Le nouveau défi de Bertrand Piccard
Après l’aventure réussie de Solar Impulse, l’aéronaute suisse lance l’Alliance mondiale pour les solutions efficientes. Sa mission ? Présenter 1000 solutions écologiques et rentables aux décideurs de la planète lors de la COP24 qui se tiendra en décembre 2018.
Il martèle cette idée à longueur de conférence : la transition énergétique permettra de renouer avec la croissance. Réconcilier économie et écologie n’est donc plus une utopie pour Bertrand Piccard, mais plutôt la clé pour convaincre ceux qui gouvernent. De cette conviction est née l’Alliance mondiale pour les solutions efficientes : « Ces solutions propres sont rentables car elles créent des emplois, de la croissance et permettent de faire gagner de l’argent à ceux qui les produisent, précise l’initiateur et président de la Fondation Solar Impulse. Pourquoi ? Parce que le remplacement des vieux systèmes démodés et polluants par de nouvelles technologies efficientes et propres représente un gigantesque marché industriel. » Et d’ajouter : « Il faut favoriser l’efficience énergétique autant que les énergies renouvelables : motricité électrique, isolation des bâtiments, remplacement des ampoules par des modèles LED et les chauffages anciens par des pompes à chaleur, mettre en place des processus industriels modernes et généraliser les smart grids (réseaux de distribution d’électricité). Imaginez tout ce que cela représente comme économies d’énergie, mais aussi comme réduction de pollution et donc de facture pour la santé publique ! »
Évaluation indépendante
Pour parvenir à faire évoluer les mentalités, Bertrand Piccard prône notamment l’élaboration d’un cadre légal. En d’autres termes, il faut contraindre les entreprises et les acteurs publics à opérer cette transition majeure en instaurant, par exemple, des mesures semblables à la taxe carbone. Tout en montrant de manière très concrète ce qui peut déjà être réalisé, c’est la mission de cette Alliance mondiale réunissant des start-up, des entreprises, des particuliers et des institutions, capables de fournir 1000 solutions pour protéger l’environnement de façon rentable. Lors du lancement officiel en novembre dernier, on dénombrait déjà plus de 470 membres et 500 solutions potentielles. Ces dernières vont des usines de désalinisation solaires aux conteneurs dédiés à la transformation des déchets organiques en énergie, en passant par les filtres à air qui captent les émissions de CO2 pour les transformer en carburant renouvelable. Sans oublier des dispositifs à hydrogène permettant d’augmenter l’efficience énergétique des voitures électriques. D’ici à décembre 2018, lors de la présentation à la COP24 dans la ville polonaise de Katowice, toutes les solutions seront évaluées par des experts scientifiques et financiers indépendants selon une méthodologie destinée à estimer leur déployabilité, leur durabilité et leur viabilité.
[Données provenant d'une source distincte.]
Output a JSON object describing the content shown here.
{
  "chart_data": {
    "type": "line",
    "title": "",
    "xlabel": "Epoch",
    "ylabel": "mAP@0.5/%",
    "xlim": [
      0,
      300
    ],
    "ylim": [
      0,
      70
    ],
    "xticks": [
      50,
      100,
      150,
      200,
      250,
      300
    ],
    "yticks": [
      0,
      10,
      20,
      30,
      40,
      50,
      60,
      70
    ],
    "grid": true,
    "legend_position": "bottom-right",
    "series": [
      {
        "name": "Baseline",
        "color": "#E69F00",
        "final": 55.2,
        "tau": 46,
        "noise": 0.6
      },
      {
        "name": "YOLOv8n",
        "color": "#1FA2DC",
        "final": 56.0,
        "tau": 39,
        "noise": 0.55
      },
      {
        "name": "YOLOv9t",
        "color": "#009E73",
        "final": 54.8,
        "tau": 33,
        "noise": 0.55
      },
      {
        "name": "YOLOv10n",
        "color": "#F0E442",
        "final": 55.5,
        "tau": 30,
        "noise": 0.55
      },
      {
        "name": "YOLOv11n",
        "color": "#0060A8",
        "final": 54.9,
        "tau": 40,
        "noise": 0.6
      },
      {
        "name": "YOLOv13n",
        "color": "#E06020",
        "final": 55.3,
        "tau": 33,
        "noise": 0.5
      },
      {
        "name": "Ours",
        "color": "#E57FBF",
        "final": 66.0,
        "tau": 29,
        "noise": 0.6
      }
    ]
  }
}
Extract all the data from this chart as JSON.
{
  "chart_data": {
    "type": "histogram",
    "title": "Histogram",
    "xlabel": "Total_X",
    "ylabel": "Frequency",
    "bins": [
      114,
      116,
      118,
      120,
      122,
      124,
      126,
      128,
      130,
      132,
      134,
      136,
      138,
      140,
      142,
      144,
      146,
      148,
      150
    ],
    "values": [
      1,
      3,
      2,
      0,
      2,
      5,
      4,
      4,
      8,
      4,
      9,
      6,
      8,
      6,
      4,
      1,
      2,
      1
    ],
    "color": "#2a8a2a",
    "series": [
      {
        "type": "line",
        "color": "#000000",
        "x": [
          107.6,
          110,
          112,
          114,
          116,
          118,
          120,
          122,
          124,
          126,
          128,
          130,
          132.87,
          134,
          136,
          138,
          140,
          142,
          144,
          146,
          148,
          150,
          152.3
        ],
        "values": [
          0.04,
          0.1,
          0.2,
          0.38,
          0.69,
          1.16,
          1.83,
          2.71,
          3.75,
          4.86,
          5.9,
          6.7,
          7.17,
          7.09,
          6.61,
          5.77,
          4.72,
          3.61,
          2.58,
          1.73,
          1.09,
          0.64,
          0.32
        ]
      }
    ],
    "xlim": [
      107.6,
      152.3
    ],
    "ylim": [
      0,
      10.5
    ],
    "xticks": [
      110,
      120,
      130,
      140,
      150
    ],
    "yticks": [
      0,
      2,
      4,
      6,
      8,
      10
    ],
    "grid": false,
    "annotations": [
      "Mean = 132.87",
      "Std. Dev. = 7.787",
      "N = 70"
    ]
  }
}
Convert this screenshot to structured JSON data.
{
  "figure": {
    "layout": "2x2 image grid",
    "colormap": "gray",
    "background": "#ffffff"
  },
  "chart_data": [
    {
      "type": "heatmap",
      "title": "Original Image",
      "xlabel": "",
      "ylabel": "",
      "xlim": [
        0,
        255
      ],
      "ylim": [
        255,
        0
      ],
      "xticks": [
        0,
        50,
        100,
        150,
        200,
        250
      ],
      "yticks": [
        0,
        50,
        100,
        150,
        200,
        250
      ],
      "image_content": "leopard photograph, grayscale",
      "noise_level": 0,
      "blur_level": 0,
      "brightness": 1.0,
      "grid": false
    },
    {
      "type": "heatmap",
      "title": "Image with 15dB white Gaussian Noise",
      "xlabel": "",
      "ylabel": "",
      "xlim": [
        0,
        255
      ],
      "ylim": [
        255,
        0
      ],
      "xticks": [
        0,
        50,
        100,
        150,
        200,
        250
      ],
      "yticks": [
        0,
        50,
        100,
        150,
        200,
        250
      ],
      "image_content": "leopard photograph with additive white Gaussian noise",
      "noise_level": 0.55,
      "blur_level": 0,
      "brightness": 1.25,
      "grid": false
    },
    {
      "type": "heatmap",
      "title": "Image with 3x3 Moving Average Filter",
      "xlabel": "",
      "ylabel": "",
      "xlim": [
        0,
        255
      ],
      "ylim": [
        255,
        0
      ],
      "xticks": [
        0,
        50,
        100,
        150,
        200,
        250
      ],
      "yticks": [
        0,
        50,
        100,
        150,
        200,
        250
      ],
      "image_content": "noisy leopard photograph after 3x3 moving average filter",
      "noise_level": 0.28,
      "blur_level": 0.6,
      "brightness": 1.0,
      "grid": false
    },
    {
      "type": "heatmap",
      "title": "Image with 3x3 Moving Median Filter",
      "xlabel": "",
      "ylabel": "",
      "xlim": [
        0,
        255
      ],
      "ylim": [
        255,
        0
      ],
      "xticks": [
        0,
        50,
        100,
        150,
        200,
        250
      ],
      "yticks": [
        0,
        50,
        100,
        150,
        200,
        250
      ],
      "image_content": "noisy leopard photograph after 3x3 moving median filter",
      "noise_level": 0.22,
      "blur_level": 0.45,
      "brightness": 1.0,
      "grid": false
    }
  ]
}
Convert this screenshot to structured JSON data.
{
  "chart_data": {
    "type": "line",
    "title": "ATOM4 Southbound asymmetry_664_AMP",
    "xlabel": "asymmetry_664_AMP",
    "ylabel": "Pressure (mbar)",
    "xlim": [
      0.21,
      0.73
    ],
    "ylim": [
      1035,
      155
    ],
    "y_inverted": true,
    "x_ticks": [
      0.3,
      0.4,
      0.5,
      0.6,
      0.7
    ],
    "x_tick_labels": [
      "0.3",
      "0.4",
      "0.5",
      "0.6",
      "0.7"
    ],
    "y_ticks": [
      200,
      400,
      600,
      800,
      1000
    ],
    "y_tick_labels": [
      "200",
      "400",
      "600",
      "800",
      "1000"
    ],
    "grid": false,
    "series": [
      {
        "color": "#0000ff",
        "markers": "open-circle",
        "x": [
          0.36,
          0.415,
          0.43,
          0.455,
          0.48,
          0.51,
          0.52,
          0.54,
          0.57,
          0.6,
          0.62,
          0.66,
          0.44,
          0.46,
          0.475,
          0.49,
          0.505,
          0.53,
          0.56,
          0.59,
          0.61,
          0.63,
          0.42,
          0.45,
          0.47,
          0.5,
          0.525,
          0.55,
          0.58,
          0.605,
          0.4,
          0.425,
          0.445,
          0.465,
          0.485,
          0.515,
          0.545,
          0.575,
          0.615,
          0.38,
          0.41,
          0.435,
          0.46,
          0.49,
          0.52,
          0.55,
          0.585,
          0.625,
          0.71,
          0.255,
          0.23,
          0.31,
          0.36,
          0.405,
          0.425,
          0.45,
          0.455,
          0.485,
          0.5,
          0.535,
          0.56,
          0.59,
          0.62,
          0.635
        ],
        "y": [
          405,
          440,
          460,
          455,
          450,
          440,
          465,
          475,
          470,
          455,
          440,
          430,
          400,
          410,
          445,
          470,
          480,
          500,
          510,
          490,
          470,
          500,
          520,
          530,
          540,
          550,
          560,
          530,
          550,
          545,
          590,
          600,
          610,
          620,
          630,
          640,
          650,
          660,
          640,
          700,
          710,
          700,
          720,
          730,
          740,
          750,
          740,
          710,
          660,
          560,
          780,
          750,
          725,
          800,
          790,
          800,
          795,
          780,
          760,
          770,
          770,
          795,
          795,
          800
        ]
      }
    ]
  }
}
Les énergies fossiles ont des coûts cachés, alors que les énergies propres ont des gains cachés.
Soutien planétaire
Du côté des institutionnels ayant rejoint cette nouvelle aventure planétaire, on citera la Ville de Paris, l’Union pour la Méditerranée, la Commission européenne et le Groupe ministériel sur l’énergie propre. Quant au financement, il est assuré par des partenaires privés (Nestlé, Engie, Air Liquide et BNP Paribas Suisse, notamment). Conscient de l’engouement suscité par son désir de rapprocher économie et écologie, Bertrand Piccard n’en reste pas moins conscient du chemin à parcourir. D’autant que dans son propre pays, la Suisse, il constate que l’on n’en fait pas assez en matière de développement durable : « On confond trop souvent la protection du paysage, en faisant des recours contre de nouvelles télécabines dans les stations de ski, avec la lutte contre les changements climatiques qui représentent un problème encore plus préoccupant que ce que l’on croit. Par ailleurs, il reste encore beaucoup trop de résistances de la part des milieux économiques qui n’ont pas compris que les technologies propres sont aujourd’hui rentables. Les énergies fossiles ont des coûts cachés, alors que les énergies propres ont des gains cachés. C’est pour cela que des solutions existent. » Le principal défi pour l’aéronaute suisse sera de parvenir à convaincre les gouvernements d’appliquer ces solutions dans les plus brefs délais. Avec comme finalité avouée de ne pas rester au stade des bonnes intentions afin d’intervenir de manière concertée et donc mondiale en faveur du climat. Car la majorité des scientifiques est catégorique : il est devenu urgent de changer de cap. Agir plus tard, c’est agir trop tard. Et ce sont tous les citoyens qui sont appelés au chevet de la planète.